15Hatfields calls for bold and ambitious sustainability legislation 

With the general election taking place this Thursday, Warren Campbell, the general manager of London’s leading sustainable events venue, 15Hatfields, is calling for bold long-term policies from whichever party secures the national vote.  

No matter who is elected on the 4 July, it’s essential that the government takes a long-term approach to help increase the business meetings and events sector’s sustainability efforts. The government needs to be more ambitious with its legislation and targets as unfortunately we won’t affect change, unless it comes into law. 

I think there’s three key areas that are essential to help increase the business meetings and events sector’s sustainability efforts and the race to Net Zero. 

Re-using and recycling 

We need enduring policies that encourage and foster a culture to reuse and recycle to reduce waste, conserve resources and minimise the environmental impact. 

Having successfully eradicated all single-use plastic from our South Bank venue in 2019 – we would like to see a cap on the UK production of single-use plastic to force alternatives to be sought. 

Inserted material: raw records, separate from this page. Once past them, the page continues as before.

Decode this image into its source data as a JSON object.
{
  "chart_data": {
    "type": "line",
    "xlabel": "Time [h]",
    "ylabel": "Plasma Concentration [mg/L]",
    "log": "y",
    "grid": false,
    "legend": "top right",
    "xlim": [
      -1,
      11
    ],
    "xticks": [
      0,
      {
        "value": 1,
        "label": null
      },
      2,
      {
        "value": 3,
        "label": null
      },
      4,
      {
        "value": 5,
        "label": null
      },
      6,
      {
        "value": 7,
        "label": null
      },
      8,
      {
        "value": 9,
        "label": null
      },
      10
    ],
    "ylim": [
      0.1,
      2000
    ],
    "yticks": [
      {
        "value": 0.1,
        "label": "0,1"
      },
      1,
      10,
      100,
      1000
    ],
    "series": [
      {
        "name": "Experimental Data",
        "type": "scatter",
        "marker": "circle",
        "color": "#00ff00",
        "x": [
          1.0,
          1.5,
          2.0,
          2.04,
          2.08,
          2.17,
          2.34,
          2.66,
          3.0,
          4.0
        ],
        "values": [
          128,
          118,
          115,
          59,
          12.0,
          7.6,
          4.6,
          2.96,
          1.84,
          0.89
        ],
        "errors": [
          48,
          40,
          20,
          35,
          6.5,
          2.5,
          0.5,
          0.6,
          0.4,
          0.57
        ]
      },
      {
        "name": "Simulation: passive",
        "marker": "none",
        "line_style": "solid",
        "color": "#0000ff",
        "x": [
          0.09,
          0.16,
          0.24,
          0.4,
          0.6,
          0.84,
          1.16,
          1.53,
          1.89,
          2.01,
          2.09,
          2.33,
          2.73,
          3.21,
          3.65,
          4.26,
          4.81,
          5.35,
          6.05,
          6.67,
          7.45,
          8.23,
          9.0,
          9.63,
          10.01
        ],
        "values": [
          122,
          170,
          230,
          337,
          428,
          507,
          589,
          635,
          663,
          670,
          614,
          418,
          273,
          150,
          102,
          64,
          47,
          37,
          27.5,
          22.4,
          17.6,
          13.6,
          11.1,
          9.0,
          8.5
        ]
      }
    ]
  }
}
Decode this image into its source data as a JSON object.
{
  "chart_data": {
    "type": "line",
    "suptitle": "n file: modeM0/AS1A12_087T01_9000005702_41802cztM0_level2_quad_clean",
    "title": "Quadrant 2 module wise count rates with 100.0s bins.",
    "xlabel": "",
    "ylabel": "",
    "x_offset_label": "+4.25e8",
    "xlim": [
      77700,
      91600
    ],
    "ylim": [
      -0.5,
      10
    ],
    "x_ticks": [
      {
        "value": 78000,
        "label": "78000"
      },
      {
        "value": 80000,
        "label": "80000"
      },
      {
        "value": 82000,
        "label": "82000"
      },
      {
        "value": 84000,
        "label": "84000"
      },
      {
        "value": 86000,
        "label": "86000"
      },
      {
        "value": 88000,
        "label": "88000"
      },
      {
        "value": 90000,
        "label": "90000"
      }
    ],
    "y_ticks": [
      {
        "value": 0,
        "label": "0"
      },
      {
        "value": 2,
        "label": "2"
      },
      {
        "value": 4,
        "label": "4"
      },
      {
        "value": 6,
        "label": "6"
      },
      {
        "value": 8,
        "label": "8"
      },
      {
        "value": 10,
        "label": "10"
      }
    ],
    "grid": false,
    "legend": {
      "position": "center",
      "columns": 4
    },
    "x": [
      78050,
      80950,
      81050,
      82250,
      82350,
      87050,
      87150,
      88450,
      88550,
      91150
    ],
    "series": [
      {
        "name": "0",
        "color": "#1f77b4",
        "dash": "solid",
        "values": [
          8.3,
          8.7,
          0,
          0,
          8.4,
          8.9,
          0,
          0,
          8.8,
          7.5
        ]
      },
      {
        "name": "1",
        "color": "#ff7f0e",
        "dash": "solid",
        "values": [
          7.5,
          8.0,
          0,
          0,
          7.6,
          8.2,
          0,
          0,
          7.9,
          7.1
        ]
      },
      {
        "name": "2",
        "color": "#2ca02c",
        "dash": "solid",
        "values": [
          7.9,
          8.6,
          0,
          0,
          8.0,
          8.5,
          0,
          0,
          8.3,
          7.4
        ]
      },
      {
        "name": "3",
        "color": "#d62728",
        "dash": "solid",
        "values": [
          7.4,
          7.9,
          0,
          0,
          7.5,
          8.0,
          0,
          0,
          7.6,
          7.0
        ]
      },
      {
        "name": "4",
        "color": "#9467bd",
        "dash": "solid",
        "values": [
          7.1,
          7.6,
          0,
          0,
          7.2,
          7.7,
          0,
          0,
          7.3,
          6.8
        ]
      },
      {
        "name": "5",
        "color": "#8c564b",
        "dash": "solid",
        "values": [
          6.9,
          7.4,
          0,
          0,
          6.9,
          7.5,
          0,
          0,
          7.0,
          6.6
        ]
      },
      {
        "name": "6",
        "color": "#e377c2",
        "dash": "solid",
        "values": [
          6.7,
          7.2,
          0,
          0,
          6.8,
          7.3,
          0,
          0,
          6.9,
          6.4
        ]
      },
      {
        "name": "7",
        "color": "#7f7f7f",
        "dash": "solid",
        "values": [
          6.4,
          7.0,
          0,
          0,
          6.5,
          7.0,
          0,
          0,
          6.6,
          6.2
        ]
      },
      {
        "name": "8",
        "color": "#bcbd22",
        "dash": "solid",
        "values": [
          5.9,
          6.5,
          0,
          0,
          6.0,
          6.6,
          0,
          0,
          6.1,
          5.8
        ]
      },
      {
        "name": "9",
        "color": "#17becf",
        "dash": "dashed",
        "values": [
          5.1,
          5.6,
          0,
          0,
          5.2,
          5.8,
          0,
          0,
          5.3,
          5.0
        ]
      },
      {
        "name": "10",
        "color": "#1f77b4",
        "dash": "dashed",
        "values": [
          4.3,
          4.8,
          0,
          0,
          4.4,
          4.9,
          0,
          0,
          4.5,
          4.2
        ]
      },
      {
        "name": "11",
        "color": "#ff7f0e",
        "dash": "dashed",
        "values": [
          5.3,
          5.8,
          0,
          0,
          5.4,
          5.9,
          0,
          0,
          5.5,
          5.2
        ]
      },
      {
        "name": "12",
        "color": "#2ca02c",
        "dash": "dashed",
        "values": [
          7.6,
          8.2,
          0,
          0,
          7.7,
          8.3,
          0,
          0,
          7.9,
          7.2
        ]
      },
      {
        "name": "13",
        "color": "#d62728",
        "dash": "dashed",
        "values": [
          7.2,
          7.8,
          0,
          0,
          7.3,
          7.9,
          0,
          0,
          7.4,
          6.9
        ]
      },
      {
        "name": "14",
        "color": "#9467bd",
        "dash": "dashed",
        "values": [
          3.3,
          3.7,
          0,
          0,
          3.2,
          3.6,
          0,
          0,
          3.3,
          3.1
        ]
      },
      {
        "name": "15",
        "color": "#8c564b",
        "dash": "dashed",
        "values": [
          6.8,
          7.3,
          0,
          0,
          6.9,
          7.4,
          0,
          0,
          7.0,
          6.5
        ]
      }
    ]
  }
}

Similarly, let’s be bold and ban single-use packaging and instead introduce innovative and all-encompassing deposit return schemes to incentivise the return and recycling of packaging, materials and particularly glass beverage containers. This will reduce waste to landfill and incineration plants and increase recycling rates. 

Green power company  

To reach Net Zero by 2050, and cut emissions by 45% by 2030, it takes huge investment, and we should be leading the way with bold and strategic plans that have longevity and cross-party commitment.  

We should be investing in a nationalised green power company to champion and drive the transition to greener energy and renewables such as wind, solar and hydro power. 

Continued investment in renewable energy projects and technology will be pivotal to achieving the targets and supporting environmental sustainability, economic growth and social wellbeing. Having dramatically reduced our carbon footprint, one of our next initiatives will be to explore solar energy for our venue, as part of our work towards the UN Sustainable Development Goals. 


We also need to invest in our people. The hospitality industry still has a major shortage of staff – venues and operators are all struggling. Where is the next generation of hospitality managers, supervisors and line staff going to come from? For our sector to be sustainable and for business to grow we need a change in UK’s visa application process to allow those who would like to work in the UK the opportunity to do so. Like many hospitality operators we are heavily reliant on agency staff because we are struggling to recruit.